Но энтузиазм масс даже его не оставил равнодушным: «Две недели пробыл я в России, не переставая ощущать этот внутренний подъем, этот легкий туман духовного опьянения. Но что же, что вызвало такое волнение? Вскоре я понял: дело было в людях и в порывистой сердечности, которую они излучали. Все, как один, были убеждены, что участвуют в грандиозном, всемирно-историческом деле, всех воодушевляла мысль, что они идут на выпавшие им лишения и ограничения во имя высокой цели». В общем, его отношение к Стране Советов можно было тогда охарактеризовать каюдоброжела-тельно-критическое любопытство.
Но с годами доброжелательность убывала, а скептицизм нарастал. Объяснялось это просто. Стефан Цвейг не мог понять и принять обожествление вождя, а лживость инсценированных политических процессов его, в отличие, например, от Лиона Фейхтвангера или Ромена Роллана, не ввела в заблуждение. Он категорически не принимал идею диктатуры пролетариата, которая узаконивала любые акты насилия и террора.

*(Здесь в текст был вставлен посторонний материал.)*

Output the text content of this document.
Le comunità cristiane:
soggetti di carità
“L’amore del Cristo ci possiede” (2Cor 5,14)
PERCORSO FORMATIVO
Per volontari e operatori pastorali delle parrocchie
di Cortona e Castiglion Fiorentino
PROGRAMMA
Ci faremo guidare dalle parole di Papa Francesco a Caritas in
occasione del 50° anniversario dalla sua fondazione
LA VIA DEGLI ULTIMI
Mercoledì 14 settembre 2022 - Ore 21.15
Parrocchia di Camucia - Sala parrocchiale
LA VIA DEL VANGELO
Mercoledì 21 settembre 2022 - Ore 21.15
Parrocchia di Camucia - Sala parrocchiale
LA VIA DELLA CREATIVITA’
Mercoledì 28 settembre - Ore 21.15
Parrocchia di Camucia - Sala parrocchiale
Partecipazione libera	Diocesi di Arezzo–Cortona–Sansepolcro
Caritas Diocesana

Положение Стефана Цвейга в конце тридцатых годов было между серпом и молотом, с одной стороны, и свастикой — с другой. Вот почему столь элегична его заключительная мемуарная книга: вчерашний мир исчез, а в настоящем мире он всюду чувствовал себя чужим. Последние его годы — годы скитаний. Он бежит из Зальцбурга, избирая временным местом жительства Лондон. Но и в Англии он не чувствовал себя защищенным. Он отправился с чтением лекций в Латинскую Америку. Затем переехал в США, но потом решил поселиться в небольшом бразильском городе Петрополисе, расположенном высоко в горах. 22 февраля 1942 года он уходит из жизни вместе с женой, приняв большую дозу снотворного. Наверное, прав был Эрих Мария Ремарк, так написавший об этом трагическом эпизоде в романе «Тени в раю»: «Если бы в тот вечер в Бразилии, когда Стефан Цвейг и его жена покончили жизнь самоубийством, они могли бы излить кому-нибудь душу хотя бы по телефону, несчастья, возможно, не произошло бы. Но Цвейг оказался на чужбине среди чужих людей». Но это не просто результат отчаяния. Стефан Цвейг ушел из этого мира, категорически его не принимая. Прежде он писал о двойном самоубийстве Гейнриха фон Клейста и Генриетты Фогель. В какой-то мере причины трагического жизненного итога объясняет то, как Цвейг мотивировал уход из жизни немецкого романтика Клейста: «На высшей ступени своего искусства, в год появления «Принца Гомбургского», Клейст роковым образом достиг и высшей ступени одиночества. Никощаюн не был так забыт миром, так бесцелен в своей эпохе, в своем отечестве: службу он бросил, журнал ему запретили, его заветная мечта — вовлечь Пруссию в войну на стороне Австрии — остается тщетной. Его злейший враг — Наполеон — держит Европу в руках, как покоренную добычу, прусский король из вассала Наполеона превращается в его союзника».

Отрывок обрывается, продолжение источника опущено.